True-resistant hypertension
- It is recommended that hypertension is defined as true resistant hypertension when SBP is ≥ 140mmHg or DBP is ≥ 90 mmHg provided that:
- Maximum recommended and tolerated doses of a three-drug combination comprising a RAS blocker (either an ACEi or an ARB), a CCB and a Thiazide/Thiazide-like diuretic were used.
- Adequate BP control has been confirmed by ABPM.
- Various causes of pseudo-resistant hypertension (especially poor medication adherence) and secondary hypertension have been excluded.
- It is recommended to manage resistant hypertension as a high-risk condition because it is frequently associated with HMOD and increased CV risk. The clinician should reinforce lifestyle measures.
- Drugs that can be considered as additional therapy in patients with resistant hypertension are preferably spironolactone (or other MRA), or BB or Alpha-1 blockers or centrally acting agents (clonidine), or amiloride (if available).
- Thiazide/Thiazide-like diuretics are recommended in resistant hypertension if estimated e GFR is ≥ 30 ml/min/1.73 m2.
- Loop diuretics may be considered in patients with an estimated eGFR < 45 ml/min/1.73 m2 and should be used if eGFR falls below 30 ml/min/1.73 m2.

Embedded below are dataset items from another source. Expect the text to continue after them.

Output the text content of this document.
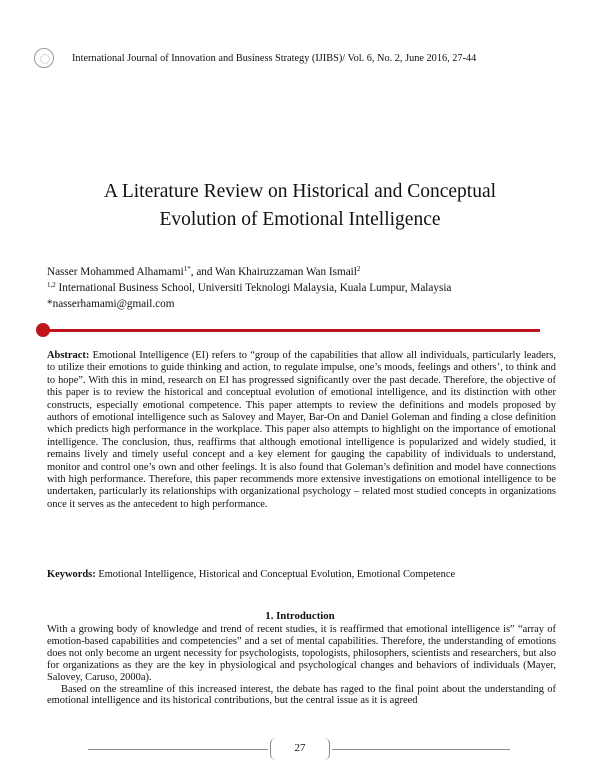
International Journal of Innovation and Business Strategy (IJIBS)/ Vol. 6, No. 2, June 2016, 27-44
A Literature Review on Historical and Conceptual
Evolution of Emotional Intelligence
Nasser Mohammed Alhamami$^{1*}$, and Wan Khairuzzaman Wan Ismail$^2$
$^{1,2}$ International Business School, Universiti Teknologi Malaysia, Kuala Lumpur, Malaysia
*nasserhamami@gmail.com
Abstract: Emotional Intelligence (EI) refers to “group of the capabilities that allow all individuals, particularly leaders, to utilize their emotions to guide thinking and action, to regulate impulse, one’s moods, feelings and others’, to think and to hope”. With this in mind, research on EI has progressed significantly over the past decade. Therefore, the objective of this paper is to review the historical and conceptual evolution of emotional intelligence, and its distinction with other constructs, especially emotional competence. This paper attempts to review the definitions and models proposed by authors of emotional intelligence such as Salovey and Mayer, Bar-On and Daniel Goleman and finding a close definition which predicts high performance in the workplace. This paper also attempts to highlight on the importance of emotional intelligence. The conclusion, thus, reaffirms that although emotional intelligence is popularized and widely studied, it remains lively and timely useful concept and a key element for gauging the capability of individuals to understand, monitor and control one’s own and other feelings. It is also found that Goleman’s definition and model have connections with high performance. Therefore, this paper recommends more extensive investigations on emotional intelligence to be undertaken, particularly its relationships with organizational psychology – related most studied concepts in organizations once it serves as the antecedent to high performance.
Keywords: Emotional Intelligence, Historical and Conceptual Evolution, Emotional Competence
1. Introduction

With a growing body of knowledge and trend of recent studies, it is reaffirmed that emotional intelligence is” “array of emotion-based capabilities and competencies” and a set of mental capabilities. Therefore, the understanding of emotions does not only become an urgent necessity for psychologists, topologists, philosophers, scientists and researchers, but also for organizations as they are the key in physiological and psychological changes and behaviors of individuals (Mayer, Salovey, Caruso, 2000a).

Based on the streamline of this increased interest, the debate has raged to the final point about the understanding of emotional intelligence and its historical contributions, but the central issue as it is agreed

27
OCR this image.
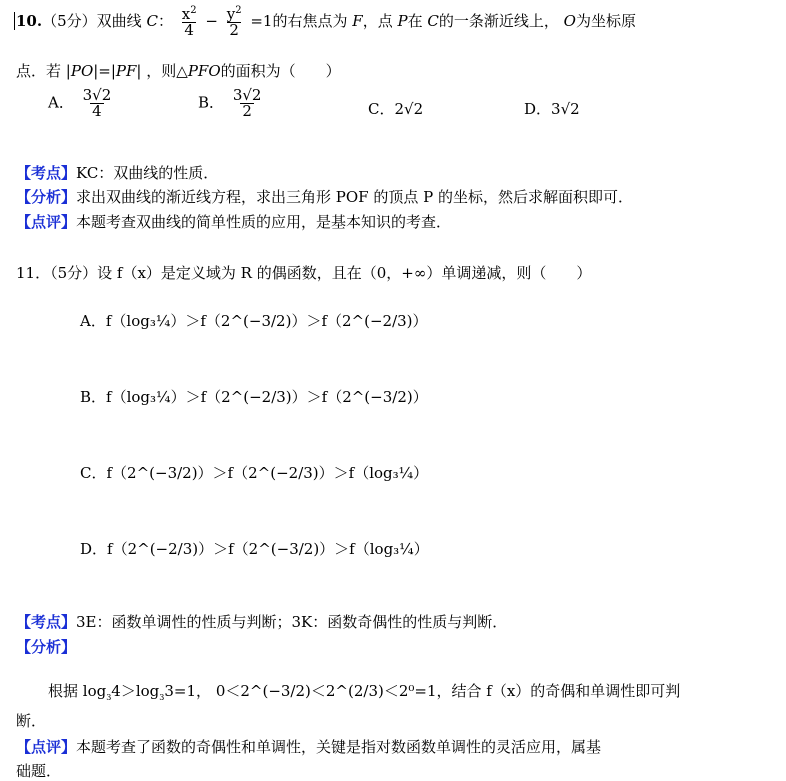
10.（5分）双曲线 C： $\frac{x^2}{4} - \frac{y^2}{2} =1$的右焦点为 F，点 P在 C的一条渐近线上， O为坐标原
点．若 |PO|=|PF| ，则△PFO的面积为（　　）
A． $\frac{3√2}{4}$	B． $\frac{3√2}{2}$	C．2√2	D．3√2
【考点】KC：双曲线的性质．
【分析】求出双曲线的渐近线方程，求出三角形 POF 的顶点 P 的坐标，然后求解面积即可．
【点评】本题考查双曲线的简单性质的应用，是基本知识的考查．
11．（5分）设 f（x）是定义域为 R 的偶函数，且在（0，+∞）单调递减，则（　　）
A．f（log₃¼）＞f（2^(−3/2)）＞f（2^(−2/3)）
B．f（log₃¼）＞f（2^(−2/3)）＞f（2^(−3/2)）
C．f（2^(−3/2)）＞f（2^(−2/3)）＞f（log₃¼）
D．f（2^(−2/3)）＞f（2^(−3/2)）＞f（log₃¼）
【考点】3E：函数单调性的性质与判断；3K：函数奇偶性的性质与判断．
【分析】
根据 $\log_34>\log_33=1$， 0＜2^(−3/2)＜2^(2/3)＜2⁰=1，结合 f（x）的奇偶和单调性即可判
断．
【点评】本题考查了函数的奇偶性和单调性，关键是指对数函数单调性的灵活应用，属基
础题．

- Chlorthalidone (12.5 to 25 mg once daily) could be used with or without a loop diuretic if eGFR is <30 ml/min/1.73 m2.
- Renal denervation can be considered as an additional treatment option in patients with resistant hypertension if eGFR is >40 ml/min/1.73m2.
White-coat hypertension (WCH) and masked hypertension
This is not so uncommon to have white coat hypertension in patients in clinical practice. One should not be in a hurry to label a patient as hypertensive and should follow the above mention recommendation for diagnosing HTN.
- Out-of-office BP measurement by ABPM and/or HBPM should be done when WCH is suspected, particularly in people with grade 1 hypertension.
- As per recommendation assessment of CV risk factors and HMOD should be done in patients with WCH.
- In patients with WCH, lifestyle interventions to reduce CV risk and close follow are recommended.
- Whether BP-lowering drug treatment should be used is still unresolved, but it can be considered in patients with HMOD and high CV risk.
Isolated systolic hypertension in the young (ISHY)
- Central BP measurement can be considered to identify ISHY individuals at low CV risk to detect spurious hypertension, if available.
- Close follow-up and lifestyle interventions are recommended. In individuals with high out-of-office BP or high central BP, particularly with other CV risk factors or HMOD, BP-lowering drug treatment can be considered.
Isolated diastolic hypertension (IDH)
As per recommendation, the BP-lowering drug treatment should follow the general treatment strategy.
Hypertension management during follow-up
- The first three months are important after initiation of treatment, the patient should visit (including virtual care visits) every month or more frequently if BP depends on hypertension grade. ABPM may be included in the follow-up examinations whenever possible.
- After the end of the titration phase, when BP is controlled less frequent visit is suggested. In cases unable to achieve BP control or having high CV risk frequent visits should be continued.
- The use of novel telehealth technologies and virtual care possibilities is recommended to improve hypertension management during follow-up. HBPM data should be shared with care providers with mobile phones, personal computers or internet links or cloud-based connectivity.
- As per recommendation HMOD should be also checked periodically. In patients without preexisting HMOD, subsequent checks can be done at longer intervals, e.g. every 3 years. Frequent checks should be performed in hypertensive patients with HMOD.
Disclaimer- The views and opinions expressed in this article are those of the author and do not necessarily reflect the official policy or position of M3 India.